The tabloids call him ‘The Birthday Boy’. He’s been snatching girls for twelve years, always in the run-up to their thirteenth birthday, sending the families his homemade cards showing their daughters being slowly tortured to death.

But Ash hasn’t told anyone about Rebecca’s birthday cards – they all think she’s just run away from home – because if anyone finds out, he’ll be taken off the investigation. And he’s sacrificed too much to give up before his daughter’s killer gets what he deserves…


Rating: 3 Stars


So I've been waiting impatinetly for a while to read this book, mainly because the blurb gripped me straight away. I was therefore a little disappointed that it took me until about two thirds of the way into the book for me to start enjoying it. 

In the first thirty or so pages I was seriously considering putting this down and not even returning to it. This was mainly because I just didn't like the characters at all. The main character Ash Henderson just annoyed me, and then the way the 'delightfully quirky' Alice (or Dr McFruitloop as she's more commonly known) would just babble on got boring very quickly. 

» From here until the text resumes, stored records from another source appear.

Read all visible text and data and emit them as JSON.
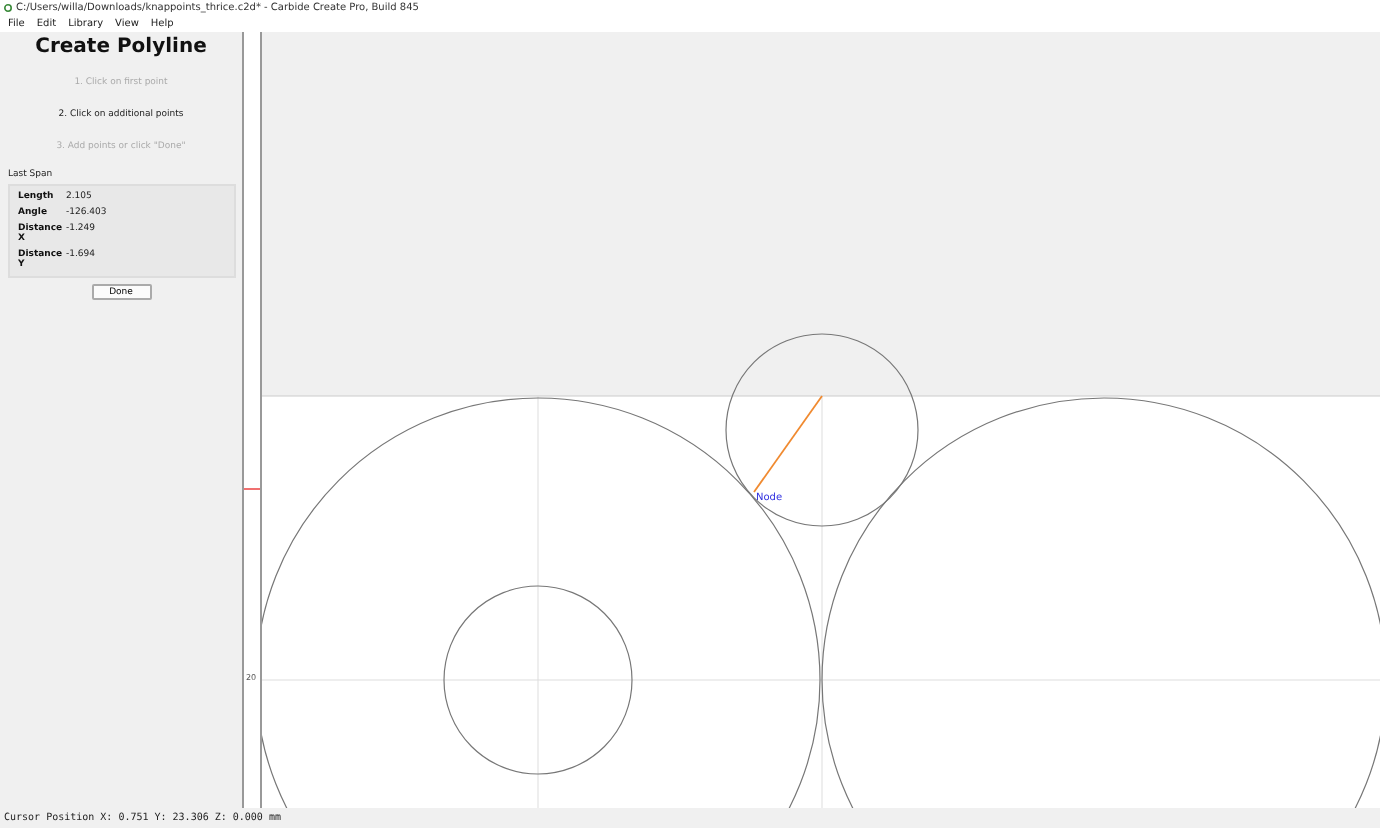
{
  "window": {
    "title": "C:/Users/willa/Downloads/knappoints_thrice.c2d* - Carbide Create Pro, Build 845"
  },
  "menu": [
    "File",
    "Edit",
    "Library",
    "View",
    "Help"
  ],
  "panel": {
    "title": "Create Polyline",
    "steps": [
      {
        "label": "1. Click on first point",
        "selected": false
      },
      {
        "label": "2. Click on additional points",
        "selected": true
      },
      {
        "label": "3. Add points or click \"Done\"",
        "selected": false
      }
    ],
    "section": "Last Span",
    "stats": [
      {
        "name": "Length",
        "value": "2.105"
      },
      {
        "name": "Angle",
        "value": "-126.403"
      },
      {
        "name": "Distance X",
        "value": "-1.249"
      },
      {
        "name": "Distance Y",
        "value": "-1.694"
      }
    ],
    "button": "Done"
  },
  "canvas": {
    "node_label": "Node",
    "ruler_label": "20"
  },
  "status_bar": "Cursor Position X: 0.751 Y: 23.306 Z: 0.000 mm"
}
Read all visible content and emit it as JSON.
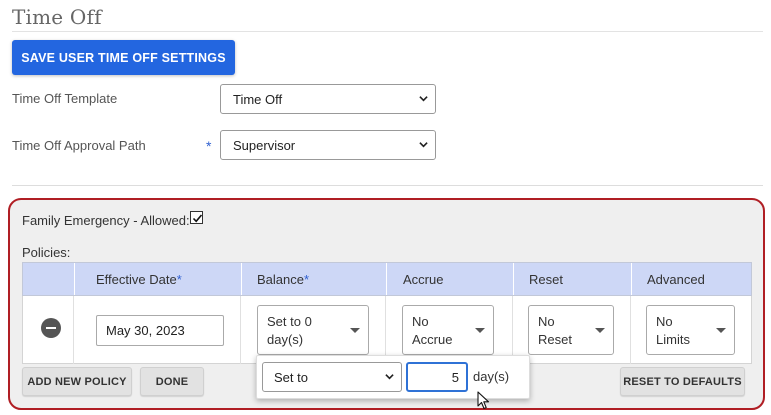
{
  "page": {
    "title": "Time Off"
  },
  "actions": {
    "save_label": "SAVE USER TIME OFF SETTINGS"
  },
  "form": {
    "template": {
      "label": "Time Off Template",
      "value": "Time Off"
    },
    "approval": {
      "label": "Time Off Approval Path",
      "required_mark": "*",
      "value": "Supervisor"
    }
  },
  "policy_group": {
    "name_label": "Family Emergency - Allowed:",
    "allowed_checked": true,
    "policies_label": "Policies:",
    "headers": {
      "effective_date": "Effective Date",
      "balance": "Balance",
      "accrue": "Accrue",
      "reset": "Reset",
      "advanced": "Advanced",
      "required_mark": "*"
    },
    "row": {
      "effective_date": "May 30, 2023",
      "balance_line1": "Set to 0",
      "balance_line2": "day(s)",
      "accrue_line1": "No",
      "accrue_line2": "Accrue",
      "reset_line1": "No",
      "reset_line2": "Reset",
      "advanced_line1": "No",
      "advanced_line2": "Limits"
    },
    "buttons": {
      "add_policy": "ADD NEW POLICY",
      "done": "DONE",
      "reset_defaults": "RESET TO DEFAULTS"
    },
    "balance_popover": {
      "mode": "Set to",
      "amount": "5",
      "unit": "day(s)"
    }
  },
  "colors": {
    "primary": "#2366e0",
    "panel_border": "#b01e24",
    "header_bg": "#cdd7f6",
    "required": "#2f5fd0"
  },
  "icons": {
    "remove": "minus-circle-icon",
    "select": "chevron-down-icon",
    "dropdown": "caret-down-icon",
    "checkbox": "checkmark-icon",
    "cursor": "mouse-pointer-icon"
  }
}
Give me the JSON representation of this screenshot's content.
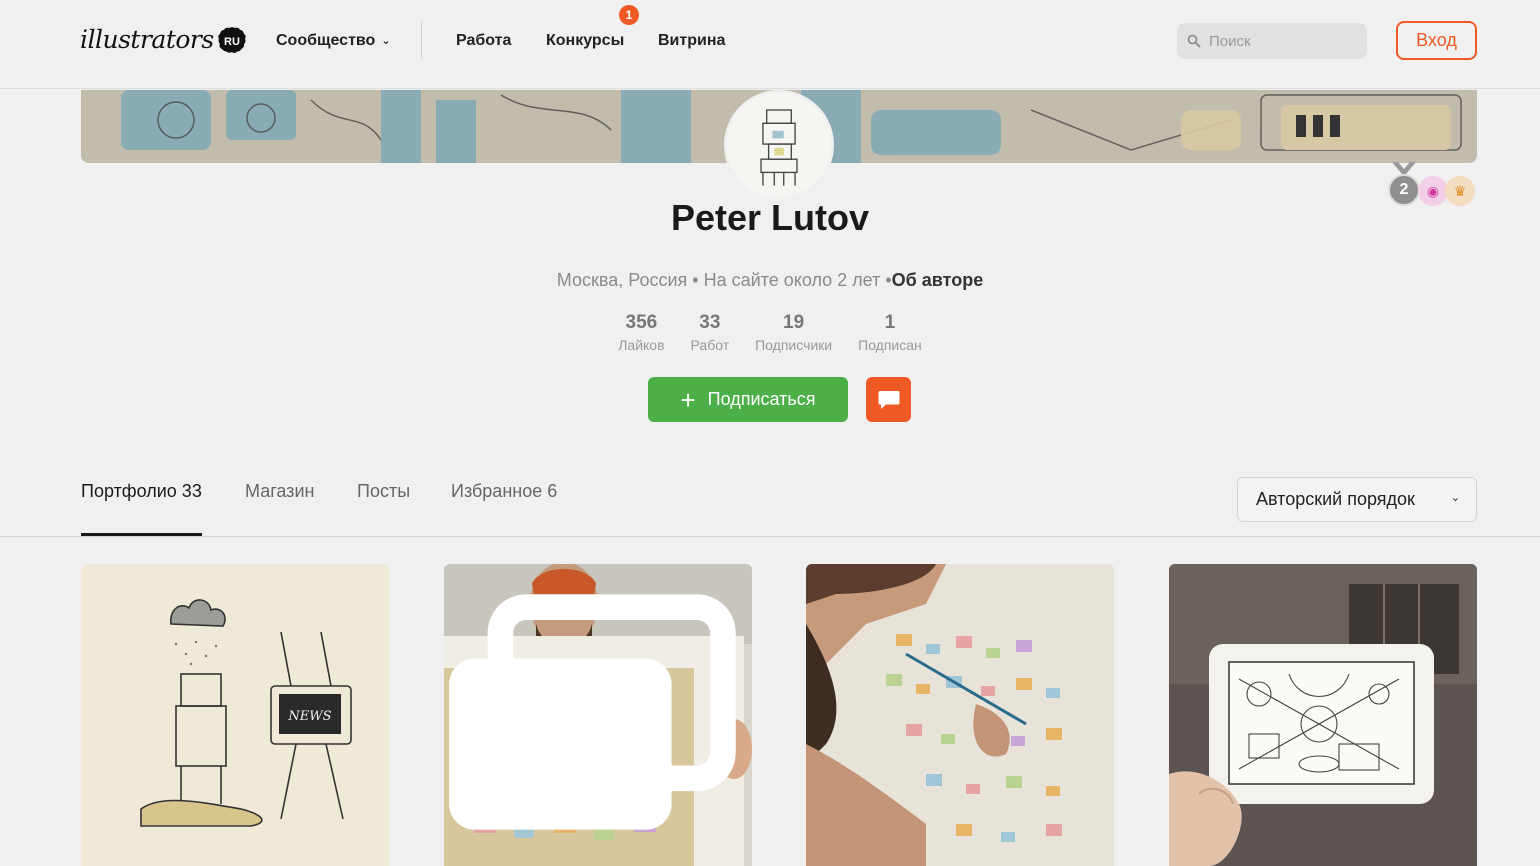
{
  "header": {
    "logo_text": "illustrators",
    "logo_suffix": "RU",
    "nav": [
      {
        "label": "Сообщество",
        "has_dropdown": true
      },
      {
        "label": "Работа"
      },
      {
        "label": "Конкурсы",
        "badge": "1"
      },
      {
        "label": "Витрина"
      }
    ],
    "search": {
      "placeholder": "Поиск",
      "value": ""
    },
    "login_label": "Вход"
  },
  "profile": {
    "name": "Peter Lutov",
    "location": "Москва, Россия",
    "on_site": "На сайте около 2 лет",
    "about_label": "Об авторе",
    "separator": "•",
    "medal_number": "2",
    "stats": [
      {
        "value": "356",
        "label": "Лайков"
      },
      {
        "value": "33",
        "label": "Работ"
      },
      {
        "value": "19",
        "label": "Подписчики"
      },
      {
        "value": "1",
        "label": "Подписан"
      }
    ],
    "subscribe_label": "Подписаться"
  },
  "tabs": [
    {
      "label": "Портфолио 33",
      "active": true
    },
    {
      "label": "Магазин",
      "active": false
    },
    {
      "label": "Посты",
      "active": false
    },
    {
      "label": "Избранное 6",
      "active": false
    }
  ],
  "sort": {
    "selected": "Авторский порядок"
  },
  "colors": {
    "accent": "#ef5a24",
    "success": "#4caf48",
    "background": "#f0f0f0"
  },
  "icons": {
    "search": "search-icon",
    "chevron": "chevron-down-icon",
    "plus": "plus-icon",
    "message": "message-icon",
    "multi_image": "gallery-icon"
  },
  "artwork": {
    "news_tv_text": "NEWS"
  }
}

And then I had a serious question to ask which was never resolved in the books. The Birthday Boy sends cards showing the torture of the girls to their parents every year, even following them when they try and move house. However in the case of Ash's eldest daughter, the cards are only ever sent to Ash, and not to his ex wife Michelle at all. Now if you're going to go to all the trouble of finding out where the parents live every year then why not send the cards to both parents?

However the one thing that really really bugged me was that given Rebecca's fate, we know right from the off that she has been dead for years, MacBride should have left Ash's younger daughter Katie well alone. While a book can be dark, it shouldn't be that dark. Now obviously I won't reveal Katie's fate but that was one thing I really didn't enjoy about the book. 

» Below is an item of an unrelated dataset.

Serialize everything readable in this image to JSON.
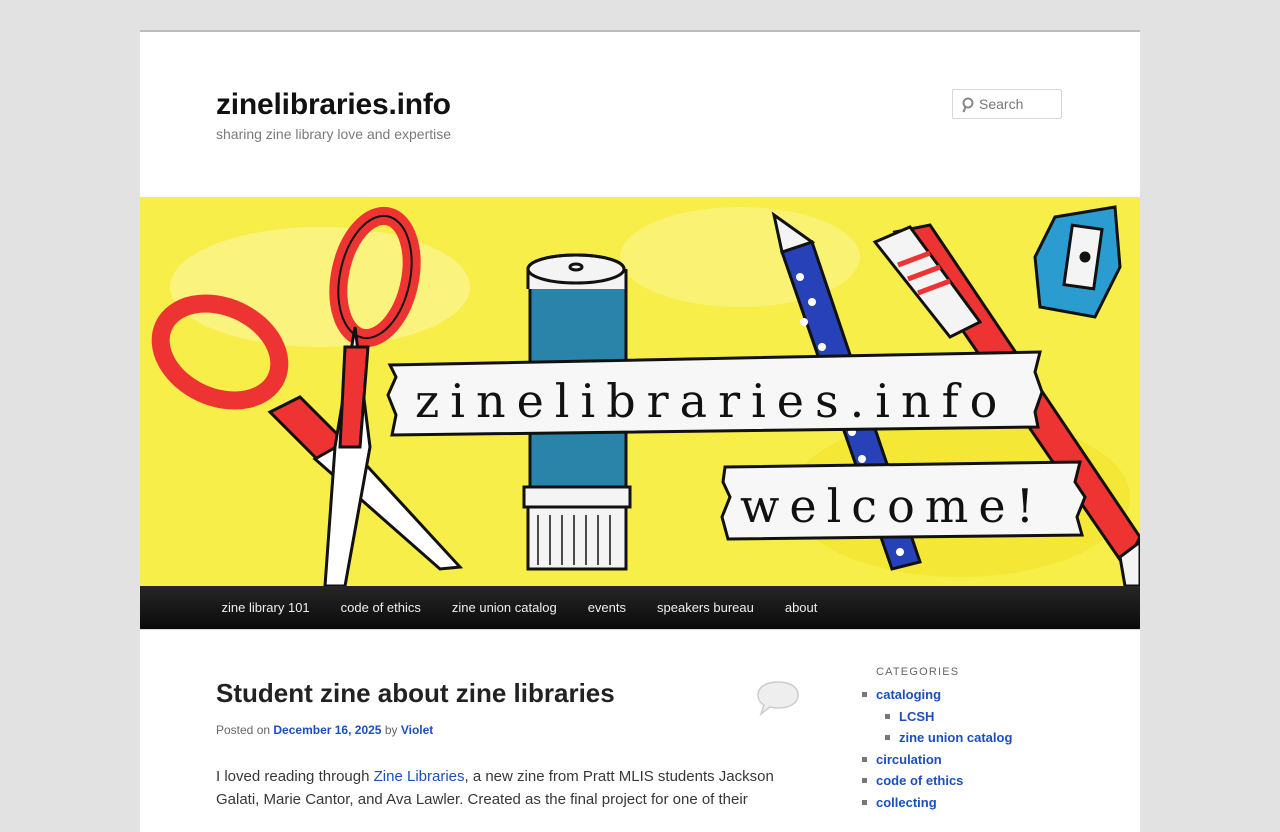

On the other hand though, by the time I got into Birthdays for the Dead it was a thoroughly enjoyable read. And MacBride manages to tie up all the loose ends together as well, and keep us guessing as to the true identity of the Birthday Boy right until the end. 


Would I recommend this book? If you don't mind a darkish story with some tedious repetition at the beginning then you'll probably enjoy Birthdays For The Dead. If you persevere with this book you'll find it an enjoyable read in the end.